Background: AMP-activated protein kinase (AMPK) has a significant role in regulating metabolic processes and maintaining energy homeostasis in skeletal muscle. AMPK activation in skeletal muscle stimulates glucose uptake independently of insulin action thereby bypassing defects in insulin signaling. Insulin resistance in skeletal muscle considerably contributes to development of type 2 diabetes, therefore pharmacological activators of AMPK in skeletal muscle present a promising strategy for its treatment. Methotrexate and various other compounds that target purine metabolic pathways were shown to promote AMPK activation.
Aim: AICAR, a pharmacological activator of AMPK, is metabolized to uric acid, which is an independent risk factor of development insulin resistance, type 2 diabetes and numerous other diseases. AICAR application combined with alopurinol, inhibitor of xanthine oxidoreductase, reduces the plasma levels of uric acid. The aim of the master thesis was to investigate the effect of alopurinol on the action of AMPK and insulin in L6 skeletal muscle cells.
Hypotheses: 1) Alopurinol does not activate AMPK, but enhances the AICAR-induced AMPK activation in L6 skeletal muscle cells. 2) In the presence of methotrexate alopurinol does not affect the AICAR-induced AMPK activation in L6 skeletal muscle cells. 3) Alopurinol does not affect the insulin-induced Akt and ERK1/2 phosphorylation in L6 skeletal muscle cells. 4) Alopurinol enhances the AICAR-induced glucose uptake, but does not affect the insulin-induced glucose uptake in L6 skeletal muscle cells.
Methods: To investigate our hypotheses we used cultured L6 skeletal muscle cells. AMPK activation was monitored with western blot by measuring the phosphorylation of AMPK (Thr172) and acetyl-CoA carboxylase (ACC, Ser79). We also determined the phosphorylation of Akt (Ser473) and ERK1/2 (Thr202/Tyr204). Metabolic effects were evaluated by estimating the upake of 3H-2-deoxyglucose. The mRNA expression of xanthine oxidoreductase was estimated with quantitative real-time PCR.
Results: Alopurinol itself (100 µM) or in combination with AICAR did not promote the activation of AMPK in skeletal muscle cells. Alopurinol also did not affect the AICAR-induced AMPK phosphorylation in the presence of methotrexate. In addition, alopurinol reduced the insulin-induced phosphorylation of Akt, but did not affect the phosphorylation of ERK1/2. Finally, alopurinol did not affect the AICAR or insulin-induced glucose uptake in skeletal muscle cells.
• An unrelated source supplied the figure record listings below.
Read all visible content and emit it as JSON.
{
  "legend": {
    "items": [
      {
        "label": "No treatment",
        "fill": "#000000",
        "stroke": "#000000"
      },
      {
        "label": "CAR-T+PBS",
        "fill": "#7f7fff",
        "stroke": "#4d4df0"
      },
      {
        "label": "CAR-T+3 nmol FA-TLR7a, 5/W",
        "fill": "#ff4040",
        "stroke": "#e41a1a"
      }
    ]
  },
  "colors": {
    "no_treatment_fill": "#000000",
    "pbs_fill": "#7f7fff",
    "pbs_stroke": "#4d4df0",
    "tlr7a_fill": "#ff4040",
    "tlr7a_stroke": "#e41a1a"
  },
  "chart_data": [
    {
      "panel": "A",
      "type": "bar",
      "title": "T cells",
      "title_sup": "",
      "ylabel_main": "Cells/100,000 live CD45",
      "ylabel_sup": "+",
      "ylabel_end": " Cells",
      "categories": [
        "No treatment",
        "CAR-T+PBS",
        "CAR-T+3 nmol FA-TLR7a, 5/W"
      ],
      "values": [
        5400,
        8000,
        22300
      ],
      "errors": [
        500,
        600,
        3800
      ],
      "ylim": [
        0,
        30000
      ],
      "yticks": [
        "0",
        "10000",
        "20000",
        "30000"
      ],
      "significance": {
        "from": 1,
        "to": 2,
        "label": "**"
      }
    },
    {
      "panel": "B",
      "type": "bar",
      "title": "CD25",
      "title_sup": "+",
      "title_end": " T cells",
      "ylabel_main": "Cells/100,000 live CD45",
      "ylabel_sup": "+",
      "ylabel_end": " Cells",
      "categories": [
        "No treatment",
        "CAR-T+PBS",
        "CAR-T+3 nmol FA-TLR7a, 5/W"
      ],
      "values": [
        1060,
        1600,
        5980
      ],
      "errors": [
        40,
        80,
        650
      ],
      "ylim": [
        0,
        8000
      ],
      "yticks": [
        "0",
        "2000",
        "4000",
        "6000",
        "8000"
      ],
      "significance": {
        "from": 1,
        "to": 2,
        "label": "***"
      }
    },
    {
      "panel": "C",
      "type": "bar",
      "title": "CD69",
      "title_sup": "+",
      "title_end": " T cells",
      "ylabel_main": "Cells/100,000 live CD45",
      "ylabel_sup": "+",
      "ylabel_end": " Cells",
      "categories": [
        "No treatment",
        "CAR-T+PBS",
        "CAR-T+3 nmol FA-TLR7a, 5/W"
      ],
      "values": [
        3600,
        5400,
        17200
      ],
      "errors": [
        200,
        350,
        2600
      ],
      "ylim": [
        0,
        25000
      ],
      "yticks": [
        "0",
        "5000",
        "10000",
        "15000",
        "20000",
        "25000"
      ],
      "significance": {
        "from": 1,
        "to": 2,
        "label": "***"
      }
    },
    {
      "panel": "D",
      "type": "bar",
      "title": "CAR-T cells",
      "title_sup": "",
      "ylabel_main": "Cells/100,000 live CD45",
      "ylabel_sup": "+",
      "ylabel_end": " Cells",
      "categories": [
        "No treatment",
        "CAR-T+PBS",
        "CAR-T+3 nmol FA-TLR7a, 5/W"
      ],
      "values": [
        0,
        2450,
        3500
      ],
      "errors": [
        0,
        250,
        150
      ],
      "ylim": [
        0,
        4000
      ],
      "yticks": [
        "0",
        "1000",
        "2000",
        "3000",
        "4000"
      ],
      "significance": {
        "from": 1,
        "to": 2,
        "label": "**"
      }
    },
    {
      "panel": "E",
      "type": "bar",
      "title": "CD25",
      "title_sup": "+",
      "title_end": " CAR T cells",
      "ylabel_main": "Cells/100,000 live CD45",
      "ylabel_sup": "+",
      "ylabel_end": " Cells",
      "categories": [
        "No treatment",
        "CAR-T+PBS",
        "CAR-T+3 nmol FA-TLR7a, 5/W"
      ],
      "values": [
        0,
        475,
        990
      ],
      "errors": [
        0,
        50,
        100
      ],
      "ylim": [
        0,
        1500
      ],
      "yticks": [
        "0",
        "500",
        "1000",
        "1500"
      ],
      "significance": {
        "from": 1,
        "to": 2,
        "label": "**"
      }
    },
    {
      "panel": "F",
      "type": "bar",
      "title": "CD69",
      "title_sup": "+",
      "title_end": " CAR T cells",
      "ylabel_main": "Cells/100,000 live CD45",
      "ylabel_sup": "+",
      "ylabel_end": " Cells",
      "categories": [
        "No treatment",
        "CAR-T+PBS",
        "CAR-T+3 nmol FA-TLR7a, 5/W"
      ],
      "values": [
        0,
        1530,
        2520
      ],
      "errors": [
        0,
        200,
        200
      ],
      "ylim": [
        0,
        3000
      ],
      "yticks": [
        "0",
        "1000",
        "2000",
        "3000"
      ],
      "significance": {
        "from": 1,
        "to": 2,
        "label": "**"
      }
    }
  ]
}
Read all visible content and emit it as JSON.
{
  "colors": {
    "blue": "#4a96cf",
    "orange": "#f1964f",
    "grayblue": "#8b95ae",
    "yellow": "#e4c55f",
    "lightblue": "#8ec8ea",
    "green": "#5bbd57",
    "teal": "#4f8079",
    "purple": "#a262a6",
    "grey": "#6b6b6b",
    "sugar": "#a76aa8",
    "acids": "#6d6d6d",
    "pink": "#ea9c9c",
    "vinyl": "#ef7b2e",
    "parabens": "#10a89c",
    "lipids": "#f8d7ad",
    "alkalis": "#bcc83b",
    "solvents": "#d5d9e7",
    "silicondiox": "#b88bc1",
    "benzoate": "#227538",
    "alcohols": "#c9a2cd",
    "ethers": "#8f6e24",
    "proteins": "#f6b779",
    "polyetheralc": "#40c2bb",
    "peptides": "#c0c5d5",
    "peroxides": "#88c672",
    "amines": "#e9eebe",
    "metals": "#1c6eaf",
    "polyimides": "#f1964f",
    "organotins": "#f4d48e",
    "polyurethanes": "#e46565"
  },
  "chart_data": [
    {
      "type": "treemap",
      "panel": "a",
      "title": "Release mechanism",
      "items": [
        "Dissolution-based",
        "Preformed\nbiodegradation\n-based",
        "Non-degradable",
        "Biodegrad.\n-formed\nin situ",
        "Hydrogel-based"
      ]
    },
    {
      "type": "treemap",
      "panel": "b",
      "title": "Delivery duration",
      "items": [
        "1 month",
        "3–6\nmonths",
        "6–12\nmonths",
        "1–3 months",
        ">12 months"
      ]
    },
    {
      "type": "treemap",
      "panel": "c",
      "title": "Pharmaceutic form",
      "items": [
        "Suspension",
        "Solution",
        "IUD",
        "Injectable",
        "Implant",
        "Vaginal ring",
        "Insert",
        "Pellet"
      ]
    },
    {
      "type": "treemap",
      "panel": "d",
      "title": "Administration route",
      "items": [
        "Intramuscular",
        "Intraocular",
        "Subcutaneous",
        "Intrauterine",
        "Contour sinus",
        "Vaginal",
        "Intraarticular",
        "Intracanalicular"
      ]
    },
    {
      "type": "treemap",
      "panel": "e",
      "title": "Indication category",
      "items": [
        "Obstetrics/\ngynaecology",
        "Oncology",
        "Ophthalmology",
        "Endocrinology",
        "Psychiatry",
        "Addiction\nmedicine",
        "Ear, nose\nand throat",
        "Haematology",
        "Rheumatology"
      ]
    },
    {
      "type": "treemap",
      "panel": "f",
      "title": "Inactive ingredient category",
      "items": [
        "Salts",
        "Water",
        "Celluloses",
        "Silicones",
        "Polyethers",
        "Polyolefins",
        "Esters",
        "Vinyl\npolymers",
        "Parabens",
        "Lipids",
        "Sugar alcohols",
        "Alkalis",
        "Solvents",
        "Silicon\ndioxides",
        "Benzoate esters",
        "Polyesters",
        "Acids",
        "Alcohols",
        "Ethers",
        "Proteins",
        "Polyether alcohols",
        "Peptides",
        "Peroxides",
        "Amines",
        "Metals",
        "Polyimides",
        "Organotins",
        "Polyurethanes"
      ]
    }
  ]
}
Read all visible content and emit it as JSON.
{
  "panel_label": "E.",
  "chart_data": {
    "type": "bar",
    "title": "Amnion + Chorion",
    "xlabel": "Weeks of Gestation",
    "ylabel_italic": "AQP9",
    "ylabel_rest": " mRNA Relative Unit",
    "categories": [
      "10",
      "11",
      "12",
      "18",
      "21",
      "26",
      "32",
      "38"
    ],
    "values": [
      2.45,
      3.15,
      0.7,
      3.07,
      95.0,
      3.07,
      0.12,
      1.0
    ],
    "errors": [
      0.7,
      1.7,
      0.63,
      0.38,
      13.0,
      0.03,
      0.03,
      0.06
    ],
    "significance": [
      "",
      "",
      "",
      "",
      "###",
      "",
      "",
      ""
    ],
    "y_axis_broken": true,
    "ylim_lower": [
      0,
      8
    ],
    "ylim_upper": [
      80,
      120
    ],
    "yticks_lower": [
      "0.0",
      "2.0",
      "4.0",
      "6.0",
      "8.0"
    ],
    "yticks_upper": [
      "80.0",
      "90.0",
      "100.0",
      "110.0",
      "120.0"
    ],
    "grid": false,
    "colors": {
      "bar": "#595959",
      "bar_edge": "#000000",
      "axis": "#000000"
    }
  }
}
Conclusion: 1) Alopurinol did not activate AMPK or enhanced AICAR-induced AMPK activation. 2) In the presence of methotrexate alopurinol did not affect the AICAR-induced AMPK activation. 3) Alopurinol reduced the insulin-induced Akt activation, but did not affect the ERK1/2 activation. 4) Alopurinol did not affect the AICAR or insulin-induced glucose uptake in skeletal muscle cells. Our results therefore, support the second hypothesis. The first, third and fourth hypothesis are only partially consistent with the obtained results.